Em menos de seis meses de tratamento, sua mãe, Ariana Karine da Silva Kuster, viu o menino desenvolver sua postura e habilidades sensoriais. “Em relação aos cheiros, experimentação com crina e textura do cavalo. Costumamos dizer que ele era uma plantinha. Hoje ele quer explorar as coisas, sair do lugar, entender as coisas”, descreve a mãe.
O cabo Gabriel faz questão de destacar isso. “O grande ator nisso tudo é o cavalo. É um animal muito dócil e que nos ajuda, ou nós ajudamos, a tentar levar um pouco mais de qualidade de vida para essas famílias, um pouco mais de aprendizado para essas crianças”, explica.
Como acessar o serviço
A equoterapia em parceria entre PMSC e FCEE é voltada para crianças e adolescentes entre quatro e 17 anos. Além disso, você deverá atender a um dos diagnósticos clínicos contemplados pelo projeto.

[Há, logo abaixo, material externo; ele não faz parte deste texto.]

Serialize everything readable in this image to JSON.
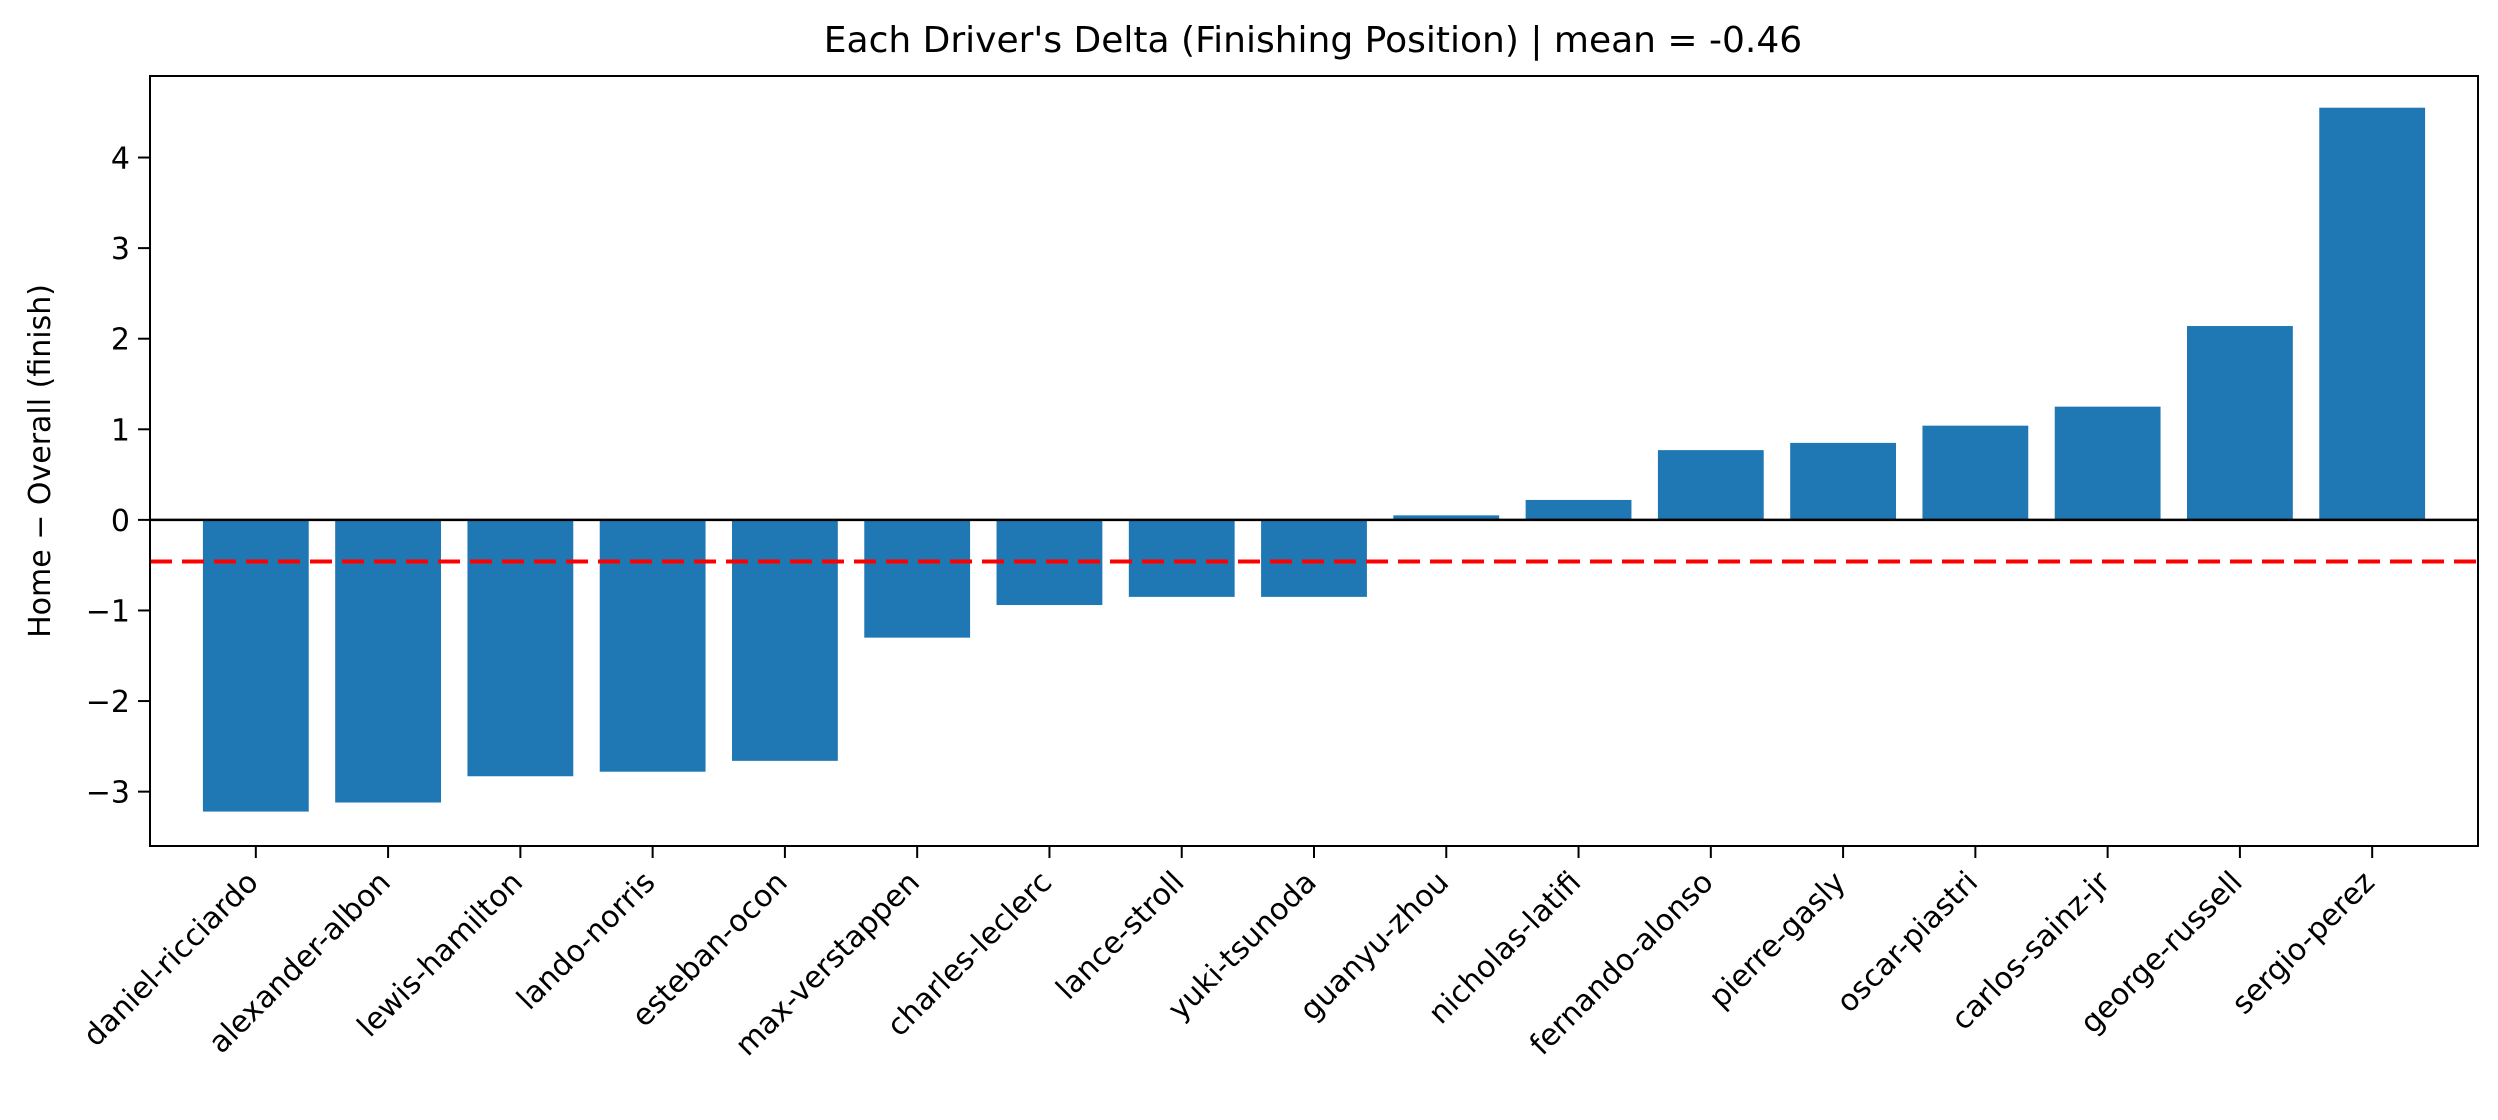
{
  "chart_data": {
    "type": "bar",
    "title": "Each Driver's Delta (Finishing Position) | mean = -0.46",
    "xlabel": "",
    "ylabel": "Home − Overall (finish)",
    "ylim": [
      -3.6,
      4.9
    ],
    "yticks": [
      -3,
      -2,
      -1,
      0,
      1,
      2,
      3,
      4
    ],
    "ytick_labels": [
      "−3",
      "−2",
      "−1",
      "0",
      "1",
      "2",
      "3",
      "4"
    ],
    "categories": [
      "daniel-ricciardo",
      "alexander-albon",
      "lewis-hamilton",
      "lando-norris",
      "esteban-ocon",
      "max-verstappen",
      "charles-leclerc",
      "lance-stroll",
      "yuki-tsunoda",
      "guanyu-zhou",
      "nicholas-latifi",
      "fernando-alonso",
      "pierre-gasly",
      "oscar-piastri",
      "carlos-sainz-jr",
      "george-russell",
      "sergio-perez"
    ],
    "values": [
      -3.22,
      -3.12,
      -2.83,
      -2.78,
      -2.66,
      -1.3,
      -0.94,
      -0.85,
      -0.85,
      0.05,
      0.22,
      0.77,
      0.85,
      1.04,
      1.25,
      2.14,
      4.55
    ],
    "mean": -0.46,
    "grid": false,
    "legend": "none",
    "colors": {
      "bar": "#1f77b4",
      "mean_line": "#ff0000",
      "zero_line": "#000000"
    }
  }
}
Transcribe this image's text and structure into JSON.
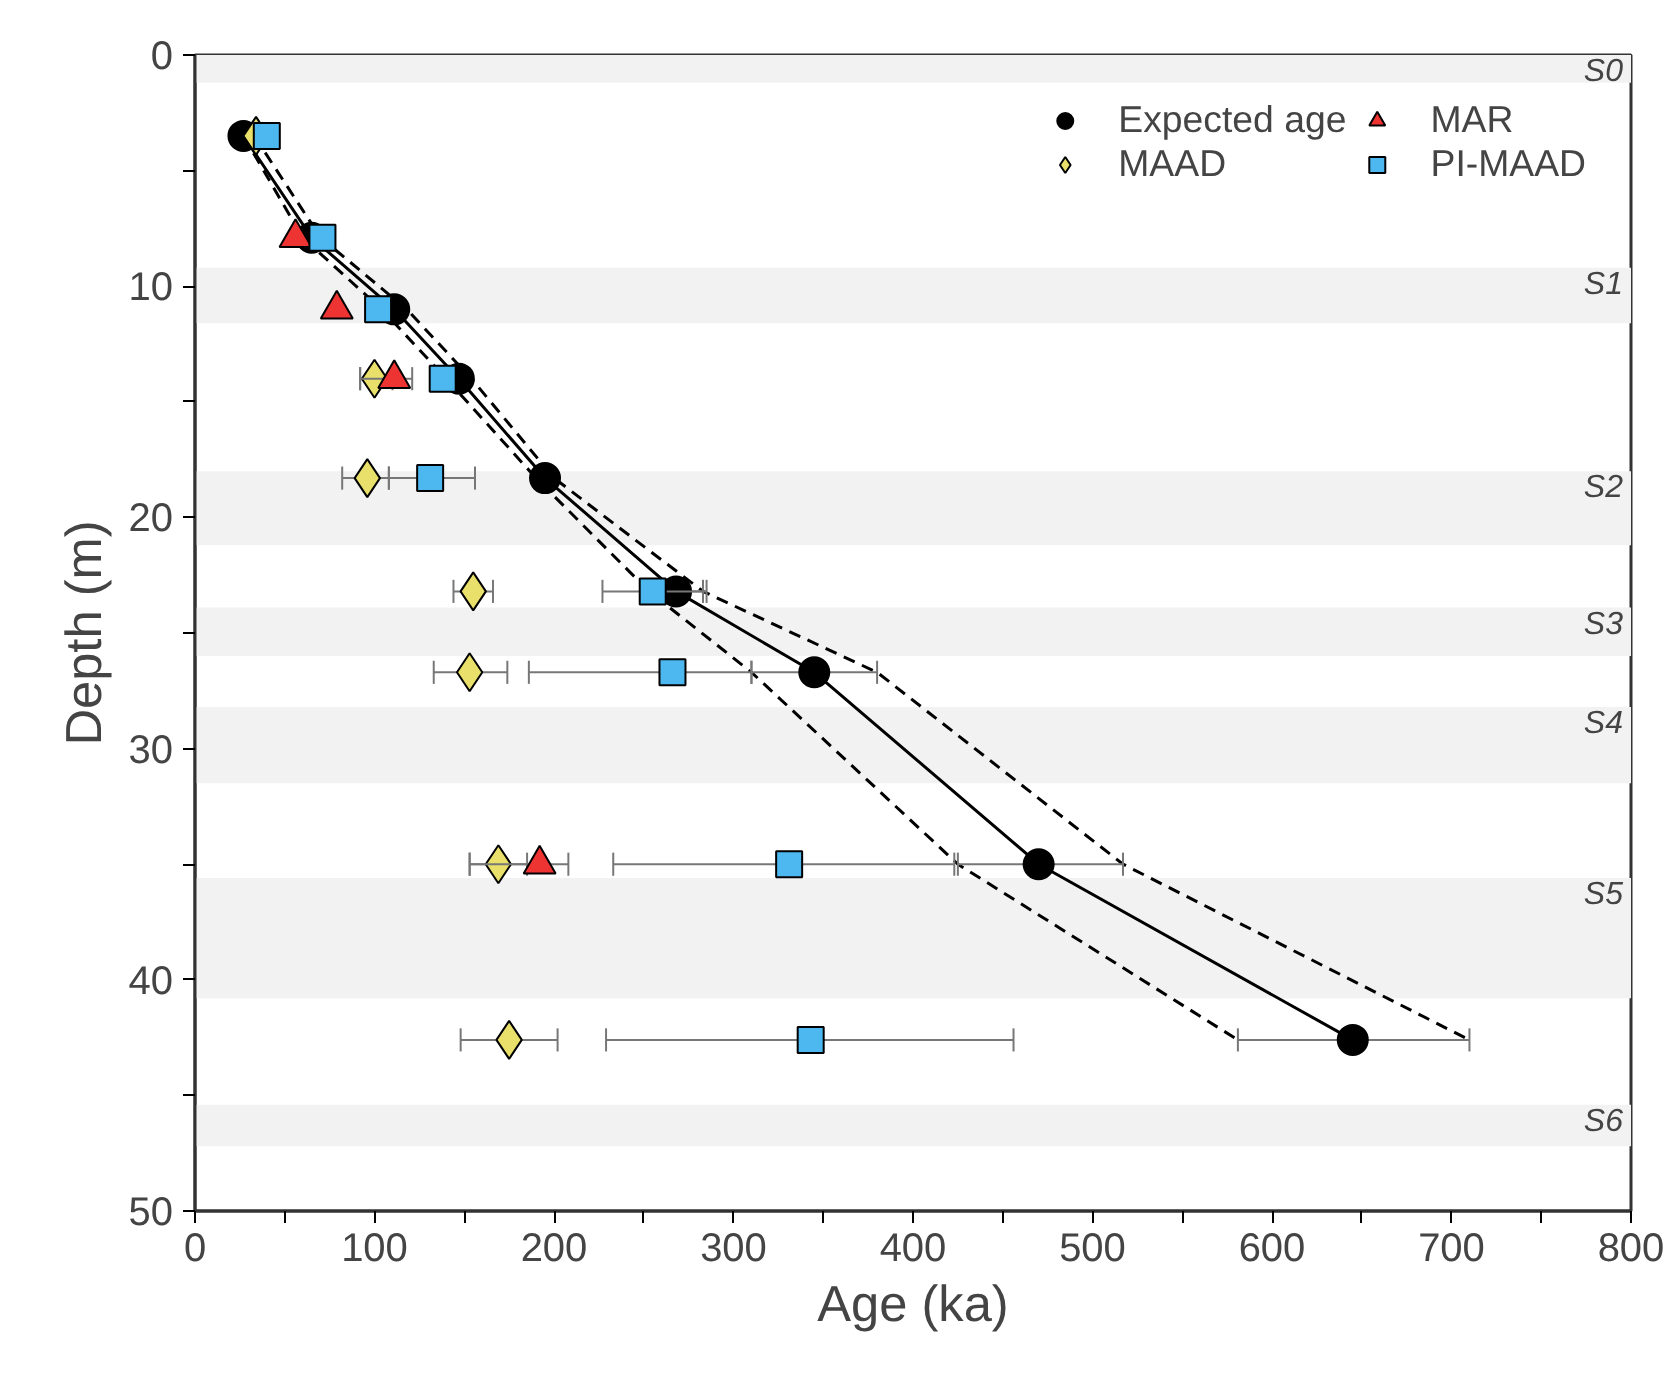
{
  "chart_data": {
    "type": "scatter",
    "xlabel": "Age (ka)",
    "ylabel": "Depth (m)",
    "xlim": [
      0,
      800
    ],
    "ylim": [
      50,
      0
    ],
    "xticks": [
      0,
      {
        "value": 50,
        "label": null
      },
      100,
      {
        "value": 150,
        "label": null
      },
      200,
      {
        "value": 250,
        "label": null
      },
      300,
      {
        "value": 350,
        "label": null
      },
      400,
      {
        "value": 450,
        "label": null
      },
      500,
      {
        "value": 550,
        "label": null
      },
      600,
      {
        "value": 650,
        "label": null
      },
      700,
      {
        "value": 750,
        "label": null
      },
      800
    ],
    "yticks": [
      0,
      {
        "value": 5,
        "label": null
      },
      10,
      {
        "value": 15,
        "label": null
      },
      20,
      {
        "value": 25,
        "label": null
      },
      30,
      {
        "value": 35,
        "label": null
      },
      40,
      {
        "value": 45,
        "label": null
      },
      50
    ],
    "grid": false,
    "legend": "top right",
    "bands": [
      {
        "axis": "y",
        "from": 0,
        "to": 1.2,
        "label": "S0",
        "color": "#f2f2f2"
      },
      {
        "axis": "y",
        "from": 9.2,
        "to": 11.6,
        "label": "S1",
        "color": "#f2f2f2"
      },
      {
        "axis": "y",
        "from": 18,
        "to": 21.2,
        "label": "S2",
        "color": "#f2f2f2"
      },
      {
        "axis": "y",
        "from": 23.9,
        "to": 26,
        "label": "S3",
        "color": "#f2f2f2"
      },
      {
        "axis": "y",
        "from": 28.2,
        "to": 31.5,
        "label": "S4",
        "color": "#f2f2f2"
      },
      {
        "axis": "y",
        "from": 35.6,
        "to": 40.8,
        "label": "S5",
        "color": "#f2f2f2"
      },
      {
        "axis": "y",
        "from": 45.4,
        "to": 47.2,
        "label": "S6",
        "color": "#f2f2f2"
      }
    ],
    "series": [
      {
        "type": "line",
        "color": "#000000",
        "line_style": "dashed",
        "marker": "none",
        "x": [
          27,
          60,
          104,
          140,
          190,
          253,
          310,
          425,
          581
        ],
        "values": [
          3.5,
          7.9,
          11,
          14,
          18.3,
          23.2,
          26.7,
          35,
          42.6
        ]
      },
      {
        "type": "line",
        "color": "#000000",
        "line_style": "dashed",
        "marker": "none",
        "x": [
          33,
          70,
          118,
          154,
          200,
          283,
          380,
          517,
          710
        ],
        "values": [
          3.5,
          7.9,
          11,
          14,
          18.3,
          23.2,
          26.7,
          35,
          42.6
        ]
      },
      {
        "type": "line",
        "name": "Expected age",
        "color": "#000000",
        "line_style": "solid",
        "marker": "circle",
        "x": [
          27,
          65,
          111,
          147,
          195,
          268,
          345,
          470,
          645
        ],
        "values": [
          3.5,
          7.9,
          11,
          14,
          18.3,
          23.2,
          26.7,
          35,
          42.6
        ],
        "xerrors": [
          null,
          null,
          null,
          null,
          null,
          [
            268,
            283
          ],
          [
            310,
            380
          ],
          [
            425,
            517
          ],
          [
            581,
            710
          ]
        ]
      },
      {
        "name": "MAAD",
        "color": "#e8e06a",
        "marker": "diamond",
        "x": [
          34,
          61,
          79,
          100,
          96,
          155,
          153,
          169,
          175
        ],
        "values": [
          3.5,
          null,
          null,
          14,
          18.3,
          23.2,
          26.7,
          35,
          42.6
        ],
        "xerrors": [
          null,
          null,
          null,
          [
            92,
            110
          ],
          [
            82,
            108
          ],
          [
            144,
            166
          ],
          [
            133,
            174
          ],
          [
            153,
            185
          ],
          [
            148,
            202
          ]
        ]
      },
      {
        "name": "MAR",
        "color": "#ee3333",
        "marker": "triangle",
        "x": [
          56,
          79,
          111,
          192
        ],
        "values": [
          7.9,
          11,
          14,
          35
        ],
        "xerrors": [
          null,
          null,
          [
            92,
            121
          ],
          [
            153,
            208
          ]
        ]
      },
      {
        "name": "PI-MAAD",
        "color": "#4db8f0",
        "marker": "square",
        "x": [
          40,
          71,
          102,
          138,
          131,
          255,
          266,
          331,
          343
        ],
        "values": [
          3.5,
          7.9,
          11,
          14,
          18.3,
          23.2,
          26.7,
          35,
          42.6
        ],
        "xerrors": [
          null,
          null,
          null,
          null,
          [
            108,
            156
          ],
          [
            227,
            285
          ],
          [
            186,
            310
          ],
          [
            233,
            423
          ],
          [
            229,
            456
          ]
        ]
      }
    ]
  }
}
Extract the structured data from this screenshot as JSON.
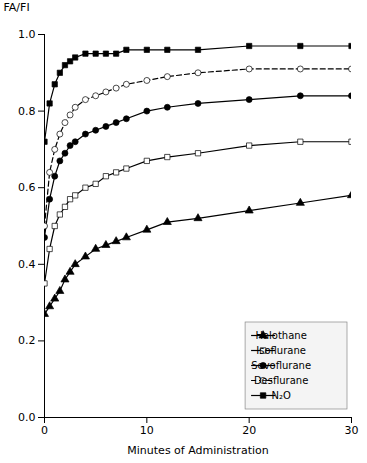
{
  "chart_data": {
    "type": "line",
    "xlabel": "Minutes of Administration",
    "ylabel": "FA/FI",
    "xlim": [
      0,
      30
    ],
    "ylim": [
      0,
      1.0
    ],
    "xticks": [
      0,
      10,
      20,
      30
    ],
    "yticks": [
      {
        "value": 0,
        "label": "0.0"
      },
      0.2,
      0.4,
      0.6,
      0.8,
      {
        "value": 1.0,
        "label": "1.0"
      }
    ],
    "grid": false,
    "legend": "lower right",
    "x": [
      0,
      0.5,
      1,
      1.5,
      2,
      2.5,
      3,
      4,
      5,
      6,
      7,
      8,
      10,
      12,
      15,
      20,
      25,
      30
    ],
    "series": [
      {
        "name": "Halothane",
        "color": "#000000",
        "marker": "triangle-filled",
        "line_style": "solid",
        "values": [
          0.27,
          0.29,
          0.31,
          0.33,
          0.36,
          0.38,
          0.4,
          0.42,
          0.44,
          0.45,
          0.46,
          0.47,
          0.49,
          0.51,
          0.52,
          0.54,
          0.56,
          0.58
        ]
      },
      {
        "name": "Isoflurane",
        "color": "#000000",
        "marker": "square-open",
        "line_style": "solid",
        "values": [
          0.35,
          0.44,
          0.5,
          0.53,
          0.55,
          0.57,
          0.58,
          0.6,
          0.61,
          0.63,
          0.64,
          0.65,
          0.67,
          0.68,
          0.69,
          0.71,
          0.72,
          0.72
        ]
      },
      {
        "name": "Sevoflurane",
        "color": "#000000",
        "marker": "circle-filled",
        "line_style": "solid",
        "values": [
          0.47,
          0.57,
          0.63,
          0.67,
          0.69,
          0.71,
          0.72,
          0.74,
          0.75,
          0.76,
          0.77,
          0.78,
          0.8,
          0.81,
          0.82,
          0.83,
          0.84,
          0.84
        ]
      },
      {
        "name": "Desflurane",
        "color": "#000000",
        "marker": "circle-open",
        "line_style": "dashed",
        "values": [
          0.5,
          0.64,
          0.7,
          0.74,
          0.77,
          0.79,
          0.81,
          0.83,
          0.84,
          0.85,
          0.86,
          0.87,
          0.88,
          0.89,
          0.9,
          0.91,
          0.91,
          0.91
        ]
      },
      {
        "name": "N₂O",
        "color": "#000000",
        "marker": "square-filled",
        "line_style": "solid",
        "values": [
          0.72,
          0.82,
          0.87,
          0.9,
          0.92,
          0.93,
          0.94,
          0.95,
          0.95,
          0.95,
          0.95,
          0.96,
          0.96,
          0.96,
          0.96,
          0.97,
          0.97,
          0.97
        ]
      }
    ]
  }
}
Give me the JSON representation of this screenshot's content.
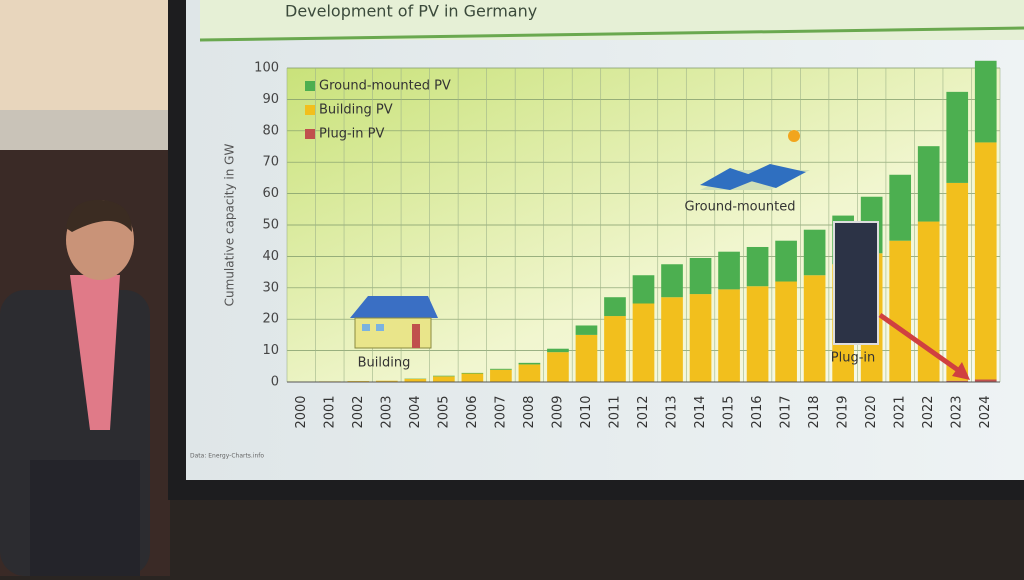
{
  "chart_data": {
    "type": "bar",
    "stacked": true,
    "title": "Development of PV in Germany",
    "y_label": "Cumulative capacity in GW",
    "source": "Data: Energy-Charts.info",
    "annotations": [
      "Building",
      "Ground-mounted",
      "Plug-in"
    ],
    "categories": [
      "2000",
      "2001",
      "2002",
      "2003",
      "2004",
      "2005",
      "2006",
      "2007",
      "2008",
      "2009",
      "2010",
      "2011",
      "2012",
      "2013",
      "2014",
      "2015",
      "2016",
      "2017",
      "2018",
      "2019",
      "2020",
      "2021",
      "2022",
      "2023",
      "2024"
    ],
    "series": [
      {
        "name": "Plug-in PV",
        "color": "#c0504d",
        "values": [
          0,
          0,
          0,
          0,
          0,
          0,
          0,
          0,
          0,
          0,
          0,
          0,
          0,
          0,
          0,
          0,
          0,
          0,
          0,
          0,
          0,
          0,
          0.1,
          0.4,
          0.8
        ]
      },
      {
        "name": "Building PV",
        "color": "#f2bf1d",
        "values": [
          0.1,
          0.2,
          0.3,
          0.4,
          1.0,
          1.8,
          2.7,
          3.9,
          5.6,
          9.5,
          15,
          21,
          25,
          27,
          28,
          29.5,
          30.5,
          32,
          34,
          37.5,
          41,
          45,
          51,
          63,
          75.5
        ]
      },
      {
        "name": "Ground-mounted PV",
        "color": "#4caf50",
        "values": [
          0,
          0,
          0,
          0,
          0.1,
          0.2,
          0.2,
          0.3,
          0.5,
          1.1,
          3,
          6,
          9,
          10.5,
          11.5,
          12,
          12.5,
          13,
          14.5,
          15.5,
          18,
          21,
          24,
          29,
          26
        ]
      }
    ],
    "legend_order": [
      2,
      1,
      0
    ],
    "ylim": [
      0,
      100
    ],
    "yticks": [
      0,
      10,
      20,
      30,
      40,
      50,
      60,
      70,
      80,
      90,
      100
    ],
    "grid": true
  }
}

O atendimento é direcionado a portadores de deficiência intelectual moderada ou grave, deficiência múltipla, TEA (Transtorno do Espectro Autista) nível 2 ou 3, distúrbios que envolvam estruturas e funções do SNC (Sistema Nervoso Central) ocorridos durante o período de desenvolvimento neuropsicomotor, além aos alunos atendidos no SPE (Serviço Pedagógico Específico) da Cevi (Centro de Educação e Vivência) e que não frequentam o Programa de Reabilitação.
A porta de entrada para o atendimento é através da FCEE, responsável pelos encaminhamentos dos pacientes. No Regimento de Cavalaria PM em São José as sessões acontecem às terças e sextas-feiras. A equoterapia também é oferecida nos regimentos de Chapecó, Criciúma, Joinville e Lages.